Le Tombeau de Couperin (The Grave of Couperin) is a suite for solo piano by Maurice Ravel, composed between 1914 and 1917. The piece is in six movements, based on those of a traditional Baroque suite. Each movement is dedicated to the memory of a friend of the composer who had died fighting in World War I
Ravel also produced an orchestral version of the work in 1919, although this omitted two of the original movements. The word tombeau is a musical term popular from the 17th century, meaning "a piece written as a memorial”. Ravel stated that his intention was to pay homage more generally to the sensibilities of the Baroque French keyboard suite, not necessarily to imitate or pay tribute to Couperin himself in particular. This is reflected in the piece's structure, which imitates a Baroque dance suite. Ravel also revives Baroque practices through his distinctive use of ornamentation and modal harmony. Neoclassicism also shines through with Ravel's pointedly twentieth-century chromatic melody and piquant harmonies, particularly in the dissonant Forlane. Written after the death of Ravel's mother in 1917 and of friends in the First World War, Le Tombeau de Couperin is a light-hearted, and sometimes reflective work rather than a sombre one which Ravel explained in response to criticism saying: "The dead are sad enough, in their eternal silence.”

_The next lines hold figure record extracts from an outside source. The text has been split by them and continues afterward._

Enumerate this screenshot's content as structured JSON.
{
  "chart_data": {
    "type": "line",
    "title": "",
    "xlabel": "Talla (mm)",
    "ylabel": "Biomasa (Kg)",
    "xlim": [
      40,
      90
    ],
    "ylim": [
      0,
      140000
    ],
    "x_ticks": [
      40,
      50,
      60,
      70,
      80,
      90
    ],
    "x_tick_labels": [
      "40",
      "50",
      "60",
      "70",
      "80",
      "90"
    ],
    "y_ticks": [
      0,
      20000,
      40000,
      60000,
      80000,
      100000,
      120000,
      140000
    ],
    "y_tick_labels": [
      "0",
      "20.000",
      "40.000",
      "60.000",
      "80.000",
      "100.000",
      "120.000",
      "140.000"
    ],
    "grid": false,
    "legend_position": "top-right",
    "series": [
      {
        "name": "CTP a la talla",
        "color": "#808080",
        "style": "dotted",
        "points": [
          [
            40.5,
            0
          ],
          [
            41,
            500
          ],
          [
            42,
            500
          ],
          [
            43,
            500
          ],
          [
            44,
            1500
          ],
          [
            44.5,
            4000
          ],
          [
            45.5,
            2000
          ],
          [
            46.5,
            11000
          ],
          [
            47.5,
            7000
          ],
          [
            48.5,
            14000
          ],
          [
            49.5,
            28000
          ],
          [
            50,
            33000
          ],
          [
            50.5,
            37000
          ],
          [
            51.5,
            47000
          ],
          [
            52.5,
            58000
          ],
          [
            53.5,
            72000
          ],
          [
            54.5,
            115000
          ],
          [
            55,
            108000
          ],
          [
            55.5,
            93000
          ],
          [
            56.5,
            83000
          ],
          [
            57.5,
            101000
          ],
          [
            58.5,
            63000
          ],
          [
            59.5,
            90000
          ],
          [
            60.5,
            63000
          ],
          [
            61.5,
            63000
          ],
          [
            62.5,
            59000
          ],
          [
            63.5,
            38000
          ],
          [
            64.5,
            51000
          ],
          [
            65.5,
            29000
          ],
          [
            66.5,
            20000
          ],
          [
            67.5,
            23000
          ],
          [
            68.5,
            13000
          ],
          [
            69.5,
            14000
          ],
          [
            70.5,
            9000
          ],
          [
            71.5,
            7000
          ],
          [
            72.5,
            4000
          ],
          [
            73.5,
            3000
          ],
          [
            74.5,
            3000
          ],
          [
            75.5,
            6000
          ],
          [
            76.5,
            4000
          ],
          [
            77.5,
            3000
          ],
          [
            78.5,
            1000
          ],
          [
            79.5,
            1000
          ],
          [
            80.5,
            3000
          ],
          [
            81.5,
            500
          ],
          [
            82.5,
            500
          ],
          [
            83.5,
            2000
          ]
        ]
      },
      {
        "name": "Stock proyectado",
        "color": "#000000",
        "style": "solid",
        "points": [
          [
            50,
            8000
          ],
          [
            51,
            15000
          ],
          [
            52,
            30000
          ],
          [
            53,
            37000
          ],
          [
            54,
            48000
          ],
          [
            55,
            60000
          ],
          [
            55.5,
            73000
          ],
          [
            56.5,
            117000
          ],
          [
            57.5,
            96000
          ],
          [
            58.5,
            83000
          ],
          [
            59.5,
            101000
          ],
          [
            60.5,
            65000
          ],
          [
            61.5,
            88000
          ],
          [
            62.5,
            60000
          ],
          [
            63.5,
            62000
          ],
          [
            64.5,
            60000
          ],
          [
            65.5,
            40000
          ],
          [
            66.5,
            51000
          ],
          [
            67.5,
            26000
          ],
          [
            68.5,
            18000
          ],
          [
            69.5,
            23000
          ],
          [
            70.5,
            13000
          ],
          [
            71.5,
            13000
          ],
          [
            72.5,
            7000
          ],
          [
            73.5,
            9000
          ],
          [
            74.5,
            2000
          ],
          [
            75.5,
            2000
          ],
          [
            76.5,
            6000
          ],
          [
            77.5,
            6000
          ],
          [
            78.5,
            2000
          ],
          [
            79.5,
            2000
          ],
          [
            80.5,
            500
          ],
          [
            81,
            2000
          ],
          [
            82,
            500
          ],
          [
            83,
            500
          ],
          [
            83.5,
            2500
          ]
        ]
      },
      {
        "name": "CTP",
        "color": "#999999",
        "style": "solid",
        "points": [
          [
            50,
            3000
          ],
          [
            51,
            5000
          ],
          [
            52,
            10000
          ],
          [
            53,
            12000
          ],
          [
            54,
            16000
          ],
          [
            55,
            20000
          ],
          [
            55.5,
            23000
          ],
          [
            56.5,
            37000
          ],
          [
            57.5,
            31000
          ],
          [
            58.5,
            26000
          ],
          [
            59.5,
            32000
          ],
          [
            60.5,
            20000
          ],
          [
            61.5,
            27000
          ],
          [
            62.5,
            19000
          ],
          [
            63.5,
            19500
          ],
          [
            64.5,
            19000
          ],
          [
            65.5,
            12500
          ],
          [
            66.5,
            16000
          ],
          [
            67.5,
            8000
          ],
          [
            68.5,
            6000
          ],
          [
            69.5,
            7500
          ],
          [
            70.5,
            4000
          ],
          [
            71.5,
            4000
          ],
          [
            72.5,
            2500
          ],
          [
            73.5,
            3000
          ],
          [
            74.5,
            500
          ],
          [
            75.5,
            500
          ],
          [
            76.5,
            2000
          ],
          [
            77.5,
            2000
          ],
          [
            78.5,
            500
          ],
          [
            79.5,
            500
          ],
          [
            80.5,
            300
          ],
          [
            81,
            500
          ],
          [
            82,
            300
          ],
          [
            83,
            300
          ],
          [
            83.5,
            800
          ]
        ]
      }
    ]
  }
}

Joseph Maurice Ravel (March 1875 – December 1937) was a French composer, pianist and conductor. He is often associated with Impressionism along with his elder contemporary Claude Debussy, although both composers rejected the term. In the 1920s and 1930s Ravel was internationally regarded as France's greatest living composer. Born to a music-loving family, Ravel attended France's premier music college, the Paris Conservatoire; he was not well regarded by its conservative establishment, whose biased treatment of him caused a scandal. After leaving the conservatoire, Ravel found his own way as a composer, developing a style of great clarity and incorporating elements of modernism, baroque, neoclassicism and, in his later works, jazz. He liked to experiment with musical form, as in his best-known work, Boléro (1928), in which repetition takes the place of development. Renowned for his abilities in orchestration, Ravel made some orchestral arrangements of other composers' piano music, of which his 1922 version of Mussorgsky's Pictures at an Exhibition is the best known.